Captain Phillips reminds or informs or at the very least suggests that ship owners aren’t allowed to carry guns or defend their vessels with any kind of firearms. And that high-pressure hoses are their only means of defense against attackers. As the Somali pirates approached I was saying to myself, “They’re helpless little girls, these tanker guys…British bobbies armed with a nightstick.” It’s insane that ship owners don’t have private security forces on-board in that part of the world. In 2013 movie terms it’s a huge “WHAT?”

What are the three great scenes in this film (per the Howard Hawks rule)? What Captain Phillips has, I feel, are three strong scenes — memorable but not quite great. I don’t want to spoil by describing them but two happen near the end.

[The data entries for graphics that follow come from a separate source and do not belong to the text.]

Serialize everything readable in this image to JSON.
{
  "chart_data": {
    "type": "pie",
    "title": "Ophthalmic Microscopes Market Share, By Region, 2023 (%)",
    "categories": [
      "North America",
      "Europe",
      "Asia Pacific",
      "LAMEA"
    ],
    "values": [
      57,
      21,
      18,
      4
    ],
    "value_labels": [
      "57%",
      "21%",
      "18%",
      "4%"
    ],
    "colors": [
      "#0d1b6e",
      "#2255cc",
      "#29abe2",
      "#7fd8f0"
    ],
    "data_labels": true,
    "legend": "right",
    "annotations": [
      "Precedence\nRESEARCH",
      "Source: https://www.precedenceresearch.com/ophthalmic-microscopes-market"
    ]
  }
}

To my eyes, Captain Phillips is basically tied with The Green Zone — a decently made Iraq War thriller — as Greengrass’s most muted film. Like that Matt Damon war piece, it’s more about how well it was shot and about Greengrass’s nimble directorial eye than about the “interesting but in a limited way” content or undercurrent.

The acting in Captain Philips is disciplined and rigorous and low-key satisfying. Hanks is very steady and restrained and humanistic — a highly sympathetic actor playing another decent fellow going through a tough episode. Catherine Keener accompanies Hanks to the airport at the beginning (a six- or seven-minute bit) and she gets second billing in the credit roll?